The ability to recapitulate these findings in a dataset generated through an orthogonal technology reinforces the robustness of the favorable 6-GES (or 5-GES for RNA-Seq) and unfavorable 17-GES (or 16-GES for RNA-Seq) as potential predictive biomarkers of outcome following axi-cel therapy in R/R LBCL patients in the second-line setting.

Next, we evaluated the association of the 5-GES (6-GES without CD45RA) or 16-GES (17-GES without CD45RO) with PFS outcome in two publicly available LBCL RNA-Seq datasets where patients were treated with 1^st Line R-CHOP or R-CHOP-like therapy and have corresponding PFS data; for this, we utilized the datasets from Schmitz et al. and Reddy et al. (7, 8).
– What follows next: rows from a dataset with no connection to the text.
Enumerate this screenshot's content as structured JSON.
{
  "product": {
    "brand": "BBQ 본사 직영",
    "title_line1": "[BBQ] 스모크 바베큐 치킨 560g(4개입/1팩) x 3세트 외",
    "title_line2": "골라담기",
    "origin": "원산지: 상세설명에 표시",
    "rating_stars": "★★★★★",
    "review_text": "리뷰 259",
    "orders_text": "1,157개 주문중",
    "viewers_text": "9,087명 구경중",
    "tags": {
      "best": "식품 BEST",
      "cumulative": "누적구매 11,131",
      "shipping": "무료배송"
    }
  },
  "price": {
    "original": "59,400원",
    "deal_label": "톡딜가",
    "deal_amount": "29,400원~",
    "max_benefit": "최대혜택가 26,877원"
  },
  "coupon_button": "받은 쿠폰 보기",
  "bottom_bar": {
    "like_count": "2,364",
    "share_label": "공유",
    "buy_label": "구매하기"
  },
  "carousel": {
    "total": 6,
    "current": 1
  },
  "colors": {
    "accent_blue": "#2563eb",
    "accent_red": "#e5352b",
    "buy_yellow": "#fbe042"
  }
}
The dataset from Schmitz et al. (8) included 229 patients, whereas the dataset from Reddy et al. included 522 patients (7).

The 5-GES and 16-GES while being associated with outcome to axi-cel in ZUMA-7 (P< 0.05; Supplementary Figure 4 ) did not show an association with PFS to 1^st Line R-CHOP/R-CHOP like ( Supplementary Figure 5 ), indicating their predictive (specific to CAR T-cell therapy), rather than prognostic, value.
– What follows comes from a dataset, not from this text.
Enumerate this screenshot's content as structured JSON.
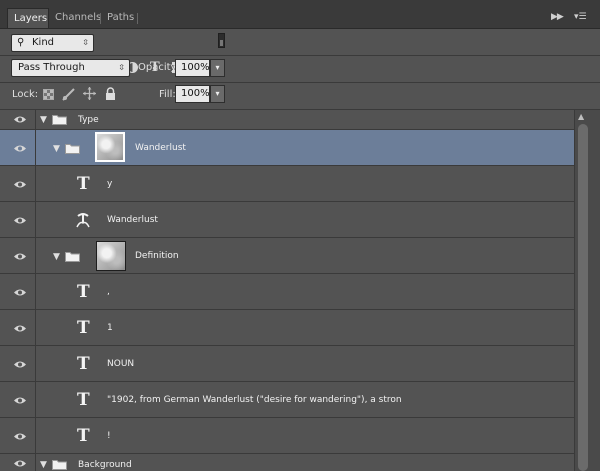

The 6-GES and 17-GES were analyzed in evaluable patients (available tumor biopsy) who progressed following axi-cel treatment (n=17). The boxplots in Figure 3 depict the distribution of 6-GES and 17-GES scores before treatment (n=256) and at disease progression following axi-cel treatment. At the time of progression, the favorable 6-GES score was numerically lower, albeit not significant by descriptive statistics (P=0.082), whereas the unfavorable 17-GES was significantly increased (P=0.031), compared to pretreatment levels. These findings corroborate that the 6-GES and 17-GES are likely representative of response and resistance mechanisms and further support previous observations (9) that the TME and the biomarkers associated with outcome can change through lines of therapy.